We met with a church group to speak on HPV and the importance of preventive care and the use of condoms. It was in this particular meeting that I realized the true value of health education for all, for the questions asked by the male participants—while enthusiastically shared—also reflected a lack of awareness on the basics of sexually transmitted diseases, the importance of condoms, and even the general healthcare needs of both sexes. For instance, one eager young gentleman asked questions related to why condoms are important if you have more than one sexual partner, how doctors test for HPV, why the testing of HPV cannot be done as a blood test or simply through his partner, and how HPV is transmitted.
During one of my several meeting with the Minister, I raised the issue of condom usage. In rural areas she explained, the men are rarely polygamous. For those who are single she continued, and frequent the mosquito girls, if they are not HIV positive there is often little reason to use protection. I brought to her attention the discussions we had with the several co-ed groups during our lectures with my client—that surprisingly, both men and women are equally unaware of the importune of protection, but also the cycle it creates in the country.
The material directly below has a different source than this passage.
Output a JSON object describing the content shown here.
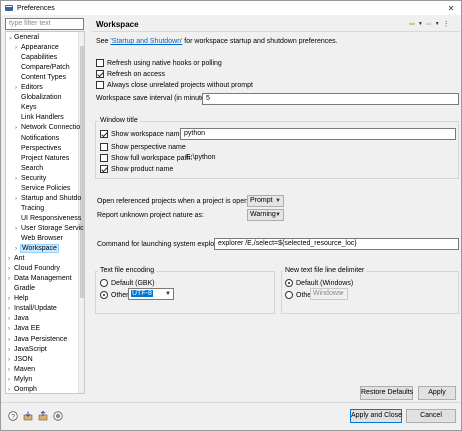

I explained to the Minister, that across all nations we have to empower women to take back our health as part of taking back our bodies. At times and depending on the country and its culture, the shift needs to be one of reverse psychology. To empower women, a society must empower men to care—to learn and to feel compelled to stay educated on both their own health and also the health of women.
My time in Uganda opened my eyes to the importance of education, because it is the foundation for health. All sexually active adults should know the risks of intercourse, including that HPV can lead to cervical cancer for both men and women, those who are HIV positive are more at risk for HPV and cervical cancer, and that all of these problems begin with unprotected sex. When men and women know how their health is affected by unprotected sex, they feel personally compelled to practice safe sex—and more importantly, to support one another in prioritizing health.